Trump, confronted by withering criticism of the move Monday, quickly tweeted that if Turkey—a NATO ally of the U.S., pledged to collective security of all the member nations—did attack the Kurds in Syria, or tried anything else “that I, in my great and unmatched wisdom, consider to be off limits, I will totally destroy and obliterate the Economy of Turkey (I’ve done before!).” But the blowback from his withdrawal announcement will continue to snowball. “The obvious thing is the Kurds will never trust us again,” Baer said. “They’ll align with Damascus, the Russians, the Iranians now. We’ve just told them: You want to survive this? Deal with Iran.”
Beyond that, he believes, Turkey’s irredentist claims will continue apace. Tehran will seek an even greater hand in regional affairs than the U.S. invasion of Iraq already gave it. Iranian involvement will further arouse Arab states’ disquiet; ISIS might reconstitute itself again, as Sunni Muslims in the region search desperately for some kind of security. And, of course, tens of thousands of people are likely to die before even a best-case scenario kicks in.
In previous U.S. administrations, sacrifices of Kurdish autonomy and safety were made, mostly wrongly, in the interests of broader stability concerns.
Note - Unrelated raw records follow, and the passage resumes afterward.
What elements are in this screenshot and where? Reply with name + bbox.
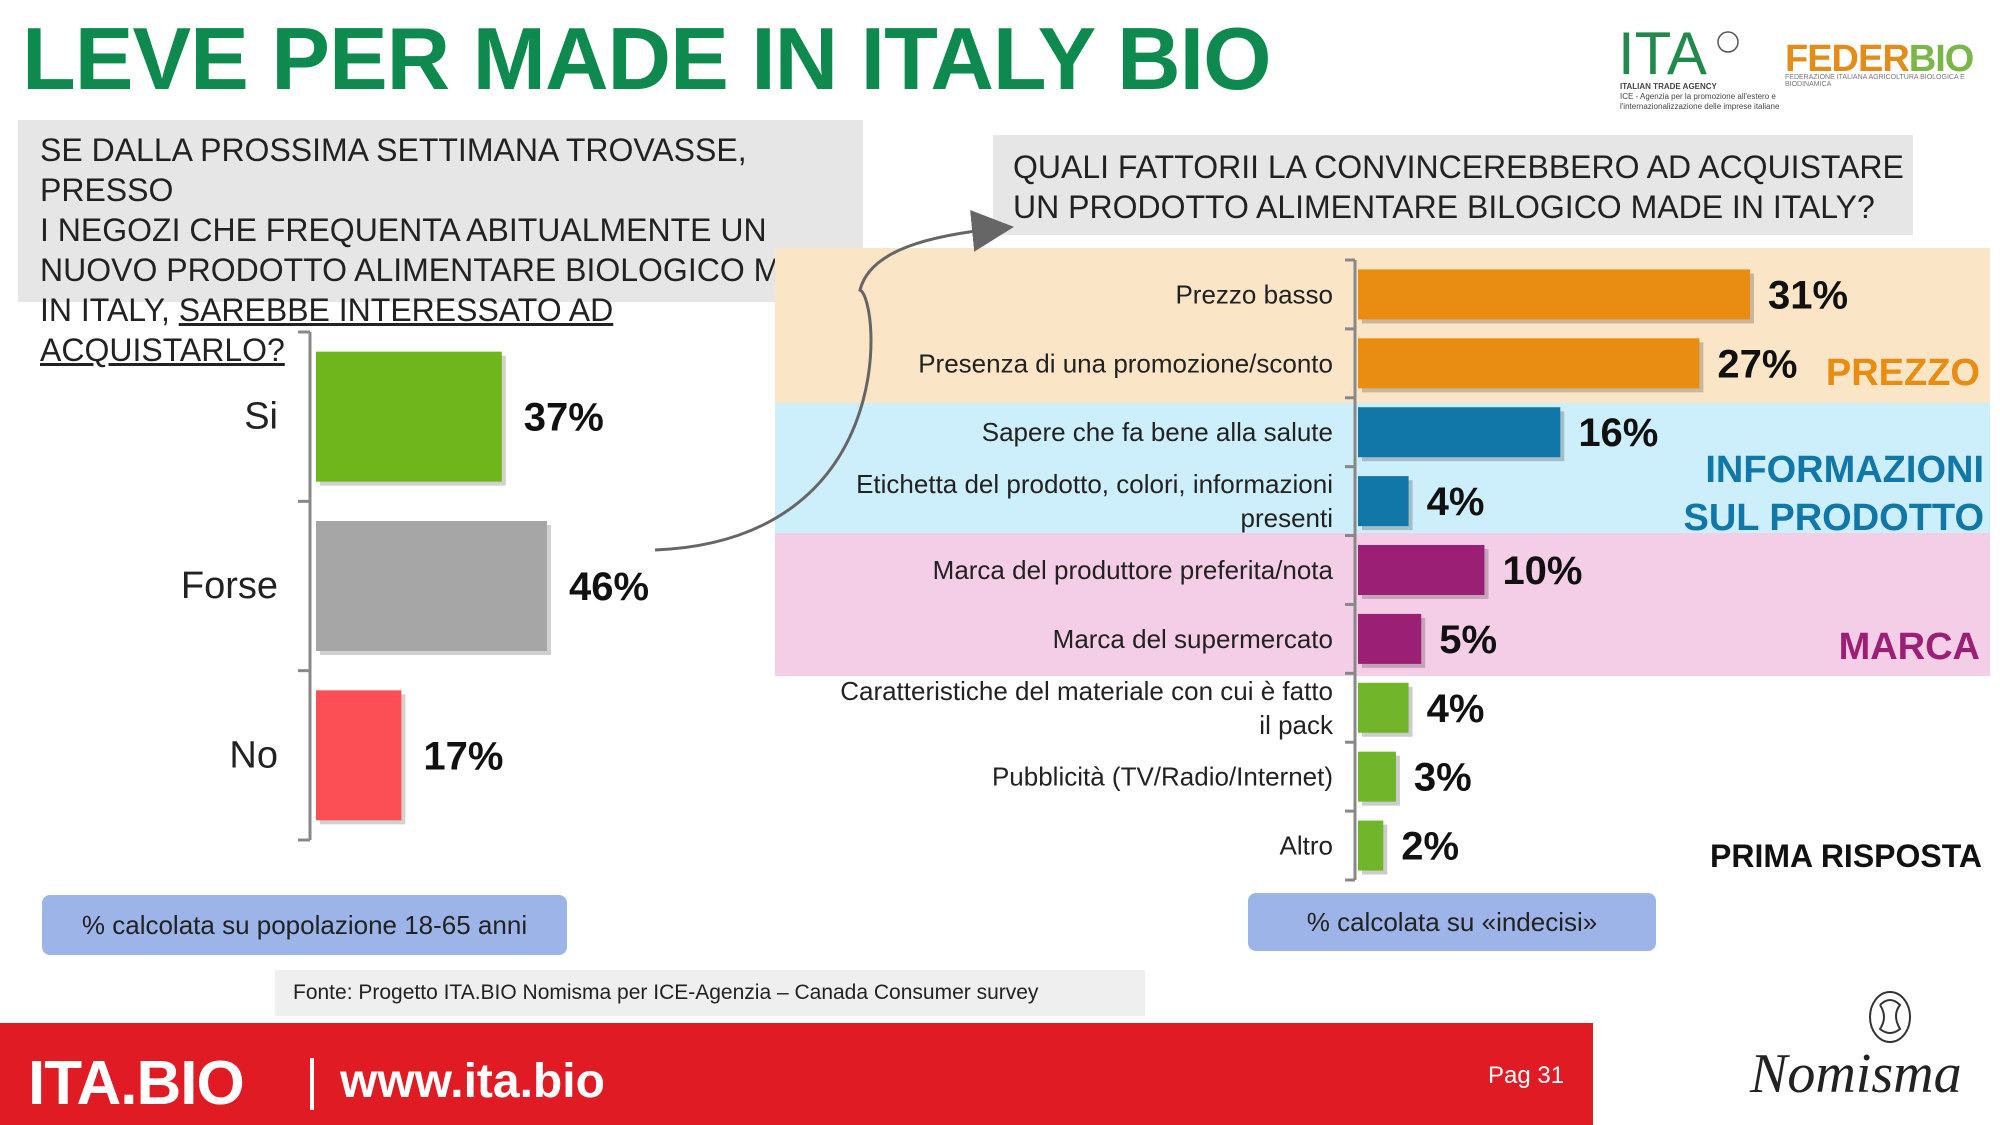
- category-label: Caratteristiche del materiale con cui è …: [840, 676, 1333, 706]
- connector-arrow-path: [654, 210, 1014, 552]
- category-label: Marca del produttore preferita/nota: [933, 555, 1334, 585]
- category-label: Etichetta del prodotto, colori, informaz…: [856, 469, 1333, 499]
- value-label: 27%: [1717, 342, 1797, 386]
- note-undecided: % calcolata su «indecisi»: [1248, 893, 1656, 951]
- bar: [1358, 682, 1409, 733]
- value-label: 2%: [1401, 825, 1459, 869]
- question-left-line: NUOVO PRODOTTO ALIMENTARE BIOLOGICO MADE: [40, 252, 847, 288]
- question-right-line: UN PRODOTTO ALIMENTARE BILOGICO MADE IN …: [1013, 189, 1875, 225]
- question-left-line: I NEGOZI CHE FREQUENTA ABITUALMENTE UN: [40, 212, 767, 248]
- bar: [1358, 476, 1409, 527]
- value-label: 4%: [1427, 480, 1485, 524]
- category-label: No: [229, 734, 278, 776]
- group-label-info: INFORMAZIONI SUL PRODOTTO: [1683, 446, 1984, 542]
- question-left-text: IN ITALY,: [40, 292, 179, 328]
- category-label: presenti: [1241, 503, 1334, 533]
- group-label-marca: MARCA: [1838, 626, 1980, 668]
- ita-sub-line: l'internazionalizzazione delle imprese i…: [1620, 102, 1780, 111]
- category-label: Si: [244, 396, 278, 438]
- bar: [1358, 338, 1700, 389]
- note-population: % calcolata su popolazione 18-65 anni: [42, 895, 567, 955]
- category-label: Forse: [181, 565, 278, 607]
- chart-factors: Prezzo basso 31% Presenza di una promozion…: [840, 258, 1848, 882]
- value-label: 46%: [569, 565, 649, 609]
- group-label-info-line: SUL PRODOTTO: [1683, 497, 1984, 539]
- bar: [316, 521, 547, 651]
- footer-url-link[interactable]: www.ita.bio: [340, 1055, 605, 1108]
- category-label: Presenza di una promozione/sconto: [918, 348, 1333, 378]
- nomisma-emblem-icon: [1869, 991, 1911, 1043]
- group-label-info-line: INFORMAZIONI: [1705, 449, 1984, 491]
- footer-divider: [310, 1058, 314, 1110]
- ita-logo-mark: [1717, 31, 1739, 53]
- federbio-logo-b: BIO: [1908, 38, 1975, 80]
- category-label: Altro: [1280, 831, 1333, 861]
- bar: [1358, 820, 1384, 871]
- category-label: Pubblicità (TV/Radio/Internet): [992, 762, 1333, 792]
- value-label: 37%: [524, 396, 604, 440]
- footer-brand: ITA.BIO: [28, 1049, 245, 1118]
- bar: [1358, 613, 1422, 664]
- ita-sub-line: ICE - Agenzia per la promozione all'este…: [1620, 92, 1776, 101]
- prima-risposta-label: PRIMA RISPOSTA: [1710, 838, 1983, 874]
- question-right-line: QUALI FATTORII LA CONVINCEREBBERO AD ACQ…: [1013, 149, 1904, 185]
- category-label: Prezzo basso: [1175, 279, 1333, 309]
- question-right: QUALI FATTORII LA CONVINCEREBBERO AD ACQ…: [993, 135, 1913, 235]
- bar: [1358, 545, 1485, 595]
- federbio-subtitle: FEDERAZIONE ITALIANA AGRICOLTURA BIOLOGI…: [1785, 74, 1965, 88]
- bar: [316, 690, 402, 821]
- bar: [1358, 269, 1750, 320]
- footer-bar: [0, 1023, 1593, 1125]
- value-label: 5%: [1439, 618, 1497, 662]
- source-note: Fonte: Progetto ITA.BIO Nomisma per ICE-…: [275, 970, 1145, 1016]
- value-label: 16%: [1578, 411, 1658, 455]
- page-number: Pag 31: [1488, 1062, 1565, 1089]
- group-label-prezzo: PREZZO: [1825, 352, 1980, 394]
- nomisma-logo: Nomisma: [1750, 1043, 1962, 1105]
- value-label: 31%: [1768, 273, 1848, 317]
- ita-sub-line: ITALIAN TRADE AGENCY: [1620, 82, 1717, 91]
- bar: [1358, 751, 1396, 802]
- value-label: 3%: [1414, 756, 1472, 800]
- federbio-logo: FEDERBIO: [1785, 38, 1975, 81]
- page-title: LEVE PER MADE IN ITALY BIO: [22, 9, 1272, 108]
- ita-logo-text: ITA: [1618, 22, 1707, 82]
- category-label: il pack: [1259, 710, 1334, 740]
- category-label: Sapere che fa bene alla salute: [982, 417, 1333, 447]
- bar: [1358, 407, 1561, 458]
- value-label: 17%: [423, 734, 503, 778]
- category-label: Marca del supermercato: [1053, 624, 1333, 654]
- question-left-line: IN ITALY, SAREBBE INTERESSATO AD ACQUIST…: [40, 290, 863, 370]
- bar: [316, 351, 502, 482]
- ita-subtitle: ITALIAN TRADE AGENCY ICE - Agenzia per l…: [1620, 82, 1779, 112]
- federbio-logo-a: FEDER: [1785, 38, 1910, 80]
- chart-interest: Si 37% Forse 46% No 17%: [181, 330, 649, 842]
- value-label: 4%: [1427, 687, 1485, 731]
- value-label: 10%: [1502, 549, 1582, 593]
- question-left-emphasis: SAREBBE INTERESSATO AD ACQUISTARLO?: [40, 292, 614, 368]
- question-left: SE DALLA PROSSIMA SETTIMANA TROVASSE, PR…: [18, 120, 863, 368]
- ita-logo: ITA: [1618, 22, 1739, 82]
- question-left-line: SE DALLA PROSSIMA SETTIMANA TROVASSE, PR…: [40, 132, 747, 208]
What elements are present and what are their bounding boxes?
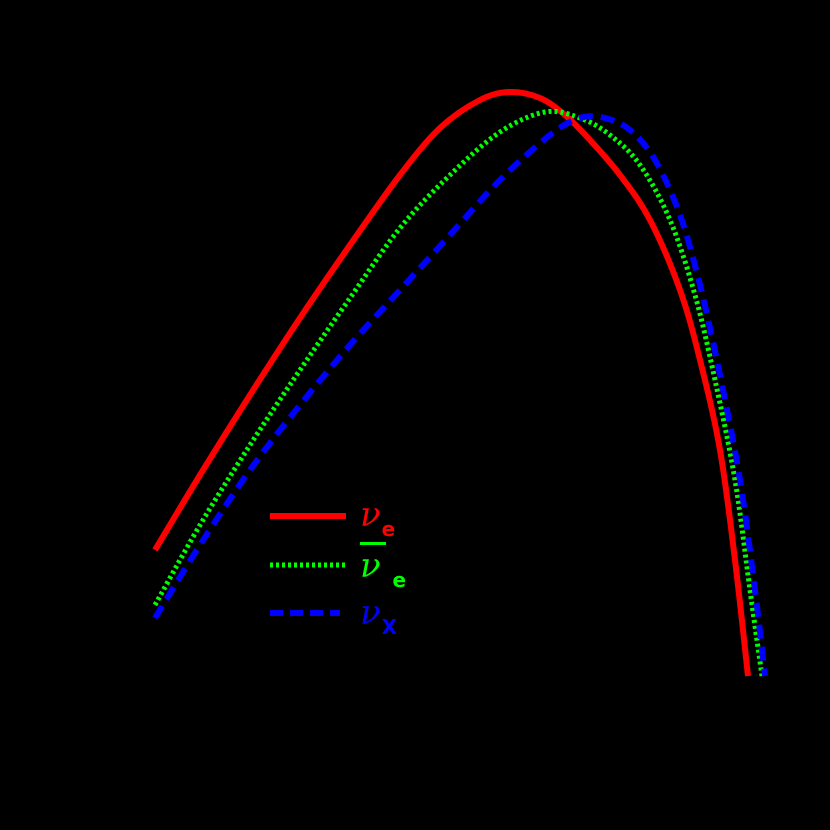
curve-nu-e — [152, 88, 751, 677]
legend-label-nu-x: νX — [360, 593, 397, 637]
legend-label-nu-e: νe — [360, 495, 395, 539]
curve-nu-x — [152, 113, 768, 677]
legend-subscript: e — [381, 517, 396, 541]
legend-subscript: e — [392, 568, 407, 592]
legend — [270, 513, 346, 616]
legend-label-nu-e-bar: ν e — [360, 542, 406, 590]
legend-symbol: ν — [360, 546, 381, 586]
legend-subscript: X — [381, 615, 398, 639]
legend-symbol: ν — [360, 495, 381, 535]
antiparticle-overbar — [360, 542, 386, 545]
legend-symbol: ν — [360, 593, 381, 633]
curve-nu-e-bar — [152, 108, 765, 677]
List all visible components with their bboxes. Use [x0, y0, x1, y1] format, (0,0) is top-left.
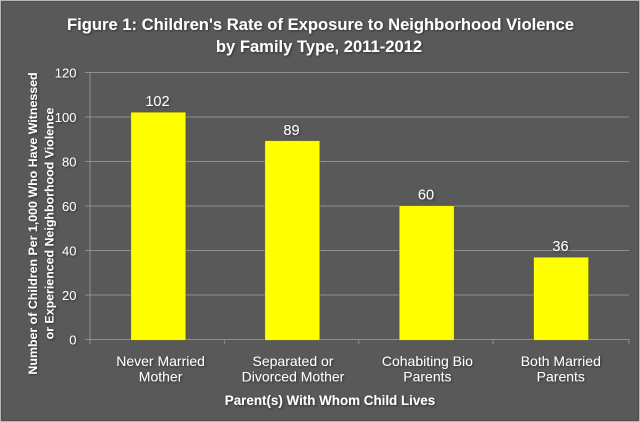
svg-text:Number of Children Per 1,000 W: Number of Children Per 1,000 Who Have Wi… [26, 72, 40, 374]
svg-text:Parent(s) With Whom Child Live: Parent(s) With Whom Child Lives [225, 393, 435, 408]
svg-text:120: 120 [55, 66, 77, 81]
svg-text:102: 102 [145, 94, 169, 110]
svg-text:40: 40 [62, 244, 76, 259]
svg-text:89: 89 [283, 123, 299, 139]
svg-text:Parents: Parents [403, 369, 451, 385]
svg-text:Both Married: Both Married [521, 353, 601, 369]
svg-text:60: 60 [418, 188, 434, 204]
svg-text:60: 60 [62, 199, 76, 214]
svg-text:36: 36 [552, 239, 568, 255]
svg-text:Cohabiting Bio: Cohabiting Bio [382, 353, 473, 369]
svg-text:100: 100 [55, 110, 77, 125]
svg-text:or Experienced Neighborhood Vi: or Experienced Neighborhood Violence [43, 107, 57, 339]
svg-text:by Family Type, 2011-2012: by Family Type, 2011-2012 [216, 37, 422, 56]
svg-text:0: 0 [69, 333, 76, 348]
svg-text:80: 80 [62, 155, 76, 170]
svg-text:20: 20 [62, 288, 76, 303]
svg-text:Separated or: Separated or [253, 353, 334, 369]
svg-text:Figure 1: Children's Rate of E: Figure 1: Children's Rate of Exposure to… [67, 15, 574, 34]
svg-text:Never Married: Never Married [116, 353, 205, 369]
svg-text:Parents: Parents [537, 369, 585, 385]
svg-text:Mother: Mother [139, 369, 183, 385]
svg-text:Divorced Mother: Divorced Mother [242, 369, 345, 385]
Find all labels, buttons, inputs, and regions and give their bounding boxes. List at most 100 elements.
While the Trump administration continues this official policy of periodic betrayal, the move itself is pure Trump: spontaneous, surprising even to advisers, destabilizing, and ultimately pointless, except insofar as it earns him another ruthless despot’s approval on the telephone. “Our pulling out is going to cause more chaos and more violence,” Baer told me. “I don’t advocate ignorance as a foreign policy strategy, but he’s going to give it a try.”